Exposing a server or any type of device to the Internet is subject to disgruntled individuals or rouge organizations that have only one interest in mind. That interest is to get “illegal access” to your device (in this case your home-server). On a daily basis my server is getting somewhere around a thousand plus attacks. Attacks like “Authentication failure for root via sshd from 184.108.40.206,” “Failed login attempt for invalid user fake from 220.127.116.11 (ssh2)” etc. This means that one has to be on our toes when it comes to our home-server security. Unfortunately, in my case, most of the attacks originate from hackers of Chinese origin. There are few from India and Vietnam. However, I’m sure that my listing have attacks from from other various world locations.
I recommend several things that one must do in order to stay on top of these cyber attacks. To stay on top of cyber attacks, ensure that you have downloaded and installed the latest attack detector, intrusion detection system, and intrusion prevention system. Those software packages will help a lot with the systems security. For e-mail use Anti-malware software package. These software packages in some cases and depending on the operating system you are using are open-source. Some software packages have an IP blocking feature. In my case the security software packages are part of a download and install system provided by ClearOS.

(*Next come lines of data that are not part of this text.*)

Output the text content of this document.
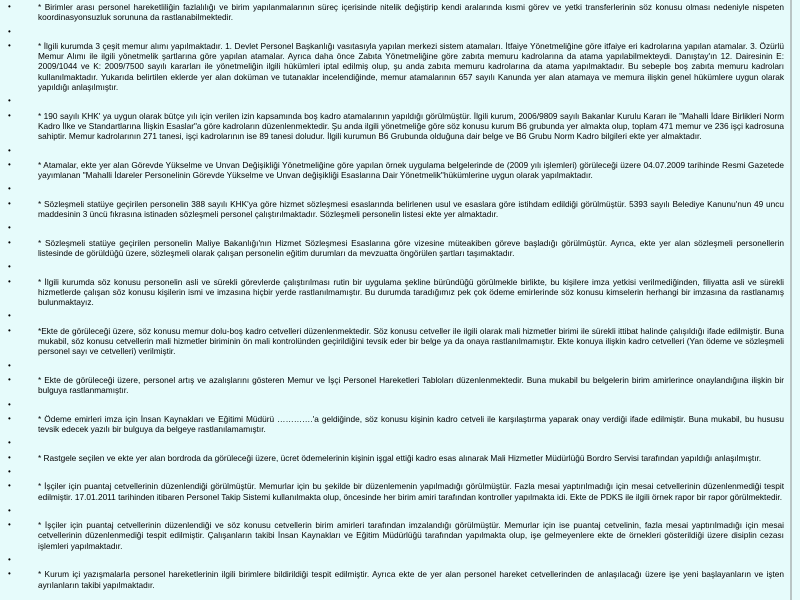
•	* Birimler arası personel hareketliliğin fazlalılığı ve birim yapılanmalarının süreç içerisinde nitelik değiştirip kendi aralarında kısmi görev ve yetki transferlerinin söz konusu olması nedeniyle nispeten koordinasyonsuzluk sorununa da rastlanabilmektedir.
•
•	* İlgili kurumda 3 çeşit memur alımı yapılmaktadır. 1. Devlet Personel Başkanlığı vasıtasıyla yapılan merkezi sistem atamaları. İtfaiye Yönetmeliğine göre itfaiye eri kadrolarına yapılan atamalar. 3. Özürlü Memur Alımı ile ilgili yönetmelik şartlarına göre yapılan atamalar. Ayrıca daha önce Zabıta Yönetmeliğine göre zabıta memuru kadrolarına da atama yapılabilmekteydi. Danıştay'ın 12. Dairesinin E: 2009/1044 ve K: 2009/7500 sayılı kararları ile yönetmeliğin ilgili hükümleri iptal edilmiş olup, şu anda zabıta memuru kadrolarına da atama yapılmaktadır. Bu sebeple boş zabıta memuru kadroları kullanılmaktadır. Yukarıda belirtilen eklerde yer alan doküman ve tutanaklar incelendiğinde, memur atamalarının 657 sayılı Kanunda yer alan atamaya ve memura ilişkin genel hükümlere uygun olarak yapıldığı anlaşılmıştır.
•
•	* 190 sayılı KHK' ya uygun olarak bütçe yılı için verilen izin kapsamında boş kadro atamalarının yapıldığı görülmüştür. İlgili kurum, 2006/9809 sayılı Bakanlar Kurulu Kararı ile "Mahalli İdare Birlikleri Norm Kadro İlke ve Standartlarına İlişkin Esaslar"a göre kadroların düzenlenmektedir. Şu anda ilgili yönetmeliğe göre söz konusu kurum B6 grubunda yer almakta olup, toplam 471 memur ve 236 işçi kadrosuna sahiptir. Memur kadrolarının 271 tanesi, işçi kadrolarının ise 89 tanesi doludur. İlgili kurumun B6 Grubunda olduğuna dair belge ve B6 Grubu Norm Kadro bilgileri ekte yer almaktadır.
•
•	* Atamalar, ekte yer alan Görevde Yükselme ve Unvan Değişikliği Yönetmeliğine göre yapılan örnek uygulama belgelerinde de (2009 yılı işlemleri) görüleceği üzere 04.07.2009 tarihinde Resmi Gazetede yayımlanan "Mahalli İdareler Personelinin Görevde Yükselme ve Unvan değişikliği Esaslarına Dair Yönetmelik"hükümlerine uygun olarak yapılmaktadır.
•
•	* Sözleşmeli statüye geçirilen personelin 388 sayılı KHK'ya göre hizmet sözleşmesi esaslarında belirlenen usul ve esaslara göre istihdam edildiği görülmüştür. 5393 sayılı Belediye Kanunu'nun 49 uncu maddesinin 3 üncü fıkrasına istinaden sözleşmeli personel çalıştırılmaktadır. Sözleşmeli personelin listesi ekte yer almaktadır.
•
•	* Sözleşmeli statüye geçirilen personelin Maliye Bakanlığı'nın Hizmet Sözleşmesi Esaslarına göre vizesine müteakiben göreve başladığı görülmüştür. Ayrıca, ekte yer alan sözleşmeli personellerin listesinde de görüldüğü üzere, sözleşmeli olarak çalışan personelin eğitim durumları da mevzuatta öngörülen şartları taşımaktadır.
•
•	* İlgili kurumda söz konusu personelin asli ve sürekli görevlerde çalıştırılması rutin bir uygulama şekline büründüğü görülmekle birlikte, bu kişilere imza yetkisi verilmediğinden, filiyatta asli ve sürekli hizmetlerde çalışan söz konusu kişilerin ismi ve imzasına hiçbir yerde rastlanılmamıştır. Bu durumda taradığımız pek çok ödeme emirlerinde söz konusu kimselerin herhangi bir imzasına da rastlanamış bulunmaktayız.
•
•	*Ekte de görüleceği üzere, söz konusu memur dolu-boş kadro cetvelleri düzenlenmektedir. Söz konusu cetveller ile ilgili olarak mali hizmetler birimi ile sürekli ittibat halinde çalışıldığı ifade edilmiştir. Buna mukabil, söz konusu cetvellerin mali hizmetler biriminin ön mali kontrolünden geçirildiğini tevsik eder bir belge ya da onaya rastlanılmamıştır. Ekte konuya ilişkin kadro cetvelleri (Yan ödeme ve sözleşmeli personel sayı ve cetvelleri) verilmiştir.
•
•	* Ekte de görüleceği üzere, personel artış ve azalışlarını gösteren Memur ve İşçi Personel Hareketleri Tabloları düzenlenmektedir. Buna mukabil bu belgelerin birim amirlerince onaylandığına ilişkin bir bulguya rastlanmamıştır.
•
•	* Ödeme emirleri imza için İnsan Kaynakları ve Eğitimi Müdürü ………….'a geldiğinde, söz konusu kişinin kadro cetveli ile karşılaştırma yaparak onay verdiği ifade edilmiştir. Buna mukabil, bu hususu tevsik edecek yazılı bir bulguya da belgeye rastlanılamamıştır.
•
•	* Rastgele seçilen ve ekte yer alan bordroda da görüleceği üzere, ücret ödemelerinin kişinin işgal ettiği kadro esas alınarak Mali Hizmetler Müdürlüğü Bordro Servisi tarafından yapıldığı anlaşılmıştır.
•
•	* İşçiler için puantaj cetvellerinin düzenlendiği görülmüştür. Memurlar için bu şekilde bir düzenlemenin yapılmadığı görülmüştür. Fazla mesai yaptırılmadığı için mesai cetvellerinin düzenlenmediği tespit edilmiştir. 17.01.2011 tarihinden itibaren Personel Takip Sistemi kullanılmakta olup, öncesinde her birim amiri tarafından kontroller yapılmakta idi. Ekte de PDKS ile ilgili örnek rapor bir rapor görülmektedir.
•
•	* İşçiler için puantaj cetvellerinin düzenlendiği ve söz konusu cetvellerin birim amirleri tarafından imzalandığı görülmüştür. Memurlar için ise puantaj cetvelinin, fazla mesai yaptırılmadığı için mesai cetvellerinin düzenlenmediği tespit edilmiştir. Çalışanların takibi İnsan Kaynakları ve Eğitim Müdürlüğü tarafından yapılmakta olup, işe gelmeyenlere ekte de örnekleri gösterildiği üzere disiplin cezası işlemleri yapılmaktadır.
•
•	* Kurum içi yazışmalarla personel hareketlerinin ilgili birimlere bildirildiği tespit edilmiştir. Ayrıca ekte de yer alan personel hareket cetvellerinden de anlaşılacağı üzere işe yeni başlayanların ve işten ayrılanların takibi yapılmaktadır.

Additionally, routinely change your password, use passwords that are a bit difficult to figure-out. Routinely check and download the latest security patches. Routinely, update the server OS to the latest stable version. The point is that running a home-server does require some extra work.

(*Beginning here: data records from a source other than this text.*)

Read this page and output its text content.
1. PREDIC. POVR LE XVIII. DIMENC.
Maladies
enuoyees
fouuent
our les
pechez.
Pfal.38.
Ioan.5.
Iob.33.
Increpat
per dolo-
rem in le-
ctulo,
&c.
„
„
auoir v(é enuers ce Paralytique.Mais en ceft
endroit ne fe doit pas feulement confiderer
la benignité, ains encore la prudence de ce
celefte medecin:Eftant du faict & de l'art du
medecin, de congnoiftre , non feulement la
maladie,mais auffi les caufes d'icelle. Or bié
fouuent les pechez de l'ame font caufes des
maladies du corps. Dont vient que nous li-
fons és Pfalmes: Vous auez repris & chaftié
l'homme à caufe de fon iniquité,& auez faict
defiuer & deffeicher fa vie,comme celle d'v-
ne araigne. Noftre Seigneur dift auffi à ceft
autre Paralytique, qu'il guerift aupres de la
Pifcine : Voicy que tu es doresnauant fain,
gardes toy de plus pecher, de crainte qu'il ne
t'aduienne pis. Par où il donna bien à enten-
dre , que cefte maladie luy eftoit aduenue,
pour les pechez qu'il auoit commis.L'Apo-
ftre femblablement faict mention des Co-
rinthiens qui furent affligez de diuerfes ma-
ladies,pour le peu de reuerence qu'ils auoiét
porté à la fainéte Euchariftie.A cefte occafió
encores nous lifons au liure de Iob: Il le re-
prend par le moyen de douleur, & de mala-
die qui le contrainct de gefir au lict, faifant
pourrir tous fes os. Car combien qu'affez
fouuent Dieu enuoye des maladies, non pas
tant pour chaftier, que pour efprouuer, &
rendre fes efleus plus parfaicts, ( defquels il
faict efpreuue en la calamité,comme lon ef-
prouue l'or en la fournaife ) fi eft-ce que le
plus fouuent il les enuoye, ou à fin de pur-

There are many ways to track and seek out information of your attackers. You can directly google “whois” the IP and you’ll get a lot information from various legit sources. There are thousands of Internet sources with a lot of good information about types of attacks and types of counter measures you can take. I suggest you do some reading about the types of attacks and preventative measures. One of my favorite sites to track malicious IP’s is “Black Hat Directory.” However, most of the times I prefer a direct google search using the term “whois followed by the IP address.” You’ll be surprise how much information is uncovered.
The list is of attackers and IP’s is indeed large. However, below is a list of the most frequent attackers to my server, their IP’s and some identifying information with locations. Note that the acronyms ISP is followed by a either a company or domain. The ISP may not be necessarily involved in the attacks, it’s either the individual(s) or organization(s) that hide behind the Internet Service Providers (ISP). The IP shown may not be the attackers own IP as they can be spoofing their IP’s. Spoofing is the act of disguising a communication from an unknown source as being from a known, trusted source.

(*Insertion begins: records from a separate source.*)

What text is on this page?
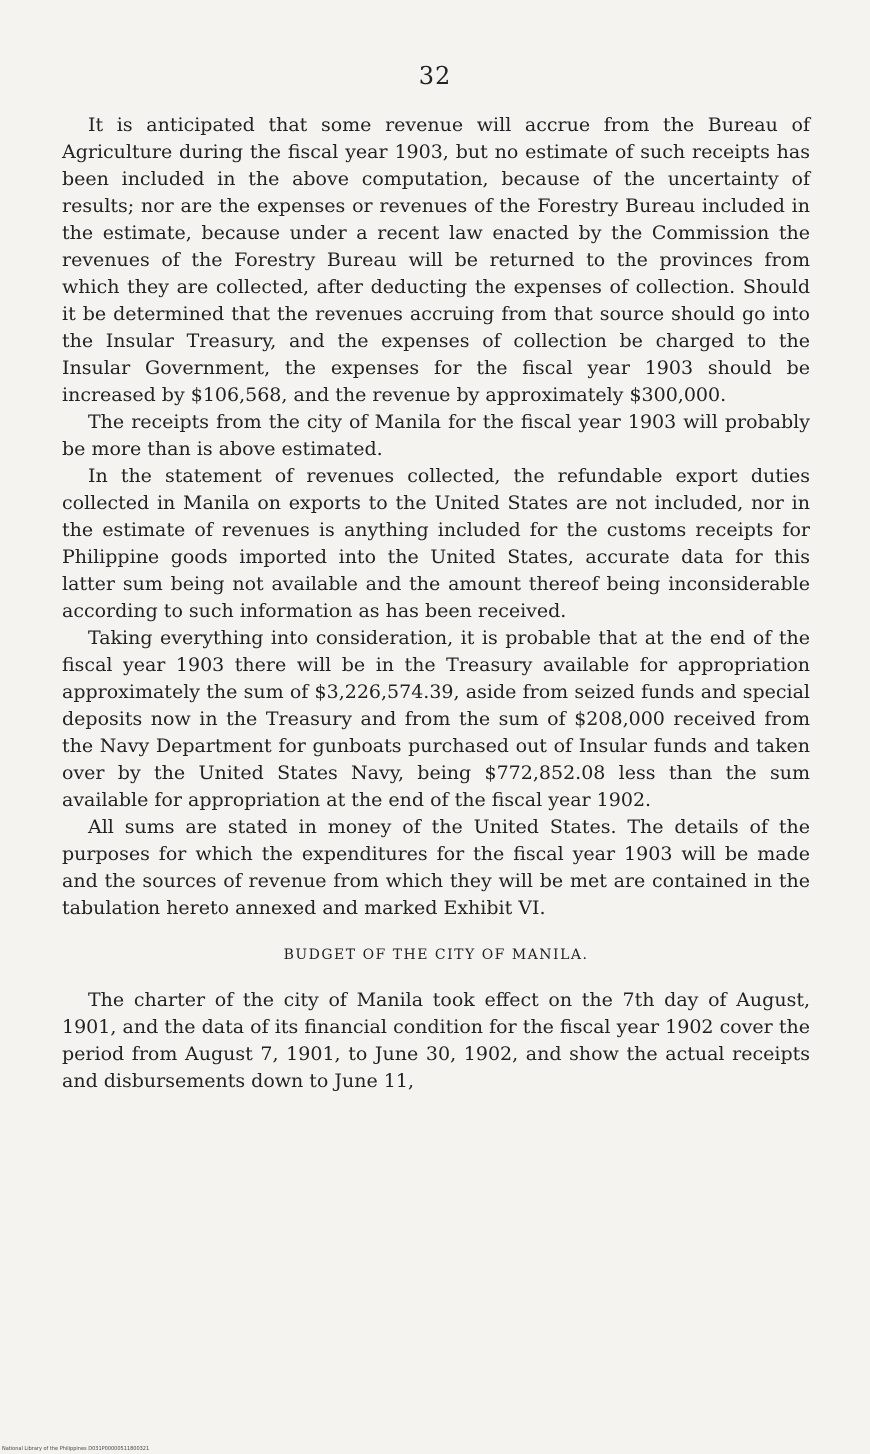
32

It is anticipated that some revenue will accrue from the Bureau of Agriculture during the fiscal year 1903, but no estimate of such receipts has been included in the above computation, because of the uncertainty of results; nor are the expenses or revenues of the Forestry Bureau included in the estimate, because under a recent law enacted by the Commission the revenues of the Forestry Bureau will be returned to the provinces from which they are collected, after deducting the expenses of collection. Should it be determined that the revenues accruing from that source should go into the Insular Treasury, and the expenses of collection be charged to the Insular Government, the expenses for the fiscal year 1903 should be increased by $106,568, and the revenue by approximately $300,000.

The receipts from the city of Manila for the fiscal year 1903 will probably be more than is above estimated.

In the statement of revenues collected, the refundable export duties collected in Manila on exports to the United States are not included, nor in the estimate of revenues is anything included for the customs receipts for Philippine goods imported into the United States, accurate data for this latter sum being not available and the amount thereof being inconsiderable according to such information as has been received.

Taking everything into consideration, it is probable that at the end of the fiscal year 1903 there will be in the Treasury available for appropriation approximately the sum of $3,226,574.39, aside from seized funds and special deposits now in the Treasury and from the sum of $208,000 received from the Navy Department for gunboats purchased out of Insular funds and taken over by the United States Navy, being $772,852.08 less than the sum available for appropriation at the end of the fiscal year 1902.

All sums are stated in money of the United States. The details of the purposes for which the expenditures for the fiscal year 1903 will be made and the sources of revenue from which they will be met are contained in the tabulation hereto annexed and marked Exhibit VI.

BUDGET OF THE CITY OF MANILA.

The charter of the city of Manila took effect on the 7th day of August, 1901, and the data of its financial condition for the fiscal year 1902 cover the period from August 7, 1901, to June 30, 1902, and show the actual receipts and disbursements down to June 11,

National Library of the Philippines D031P00000511800321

List of most frequent visitors:
18.104.22.168, ISP, ChinaNet Jiangsu Province Network Zhenjiang, Jiangsu
22.214.171.124, AS4837 CHINA UNICOM China169 Backbone
126.96.36.199, ISP, ChinaNet Jiangsu Province Network
188.8.131.52, ISP, DigitalOcean LLC, Bangalore, Karnataka, India
184.108.40.206, ISP, V6Yun (Beijing) Network Co. Ltd , v6yun.com, China
220.127.116.11, ISP, ChinaNet Jiangsu Province chinatelecom.com.cn Network, China
18.104.22.168, ChinaNet Jiangsu Province Network, chinatelecom.com.cn, Zhenjiang, Jiangsu, China
22.214.171.124, ISP, Hypernet Vietnam Technology Company Limited, Hanoi, Ha Noi , Vietnam
The latest attack (Oct 5) comes from Russia, Authentication failure for root via sshd from sib-ecometall.ru
As I previously mentioned the list of attacking IP’s is large, I cannot sit here all day write IP after IP. The one’s mentioned above are the most frequent attackers to my server. There are ways to extract information out of Linux OS into text files that I could use to write-up a comprehensive listing, but that would be something to do another day.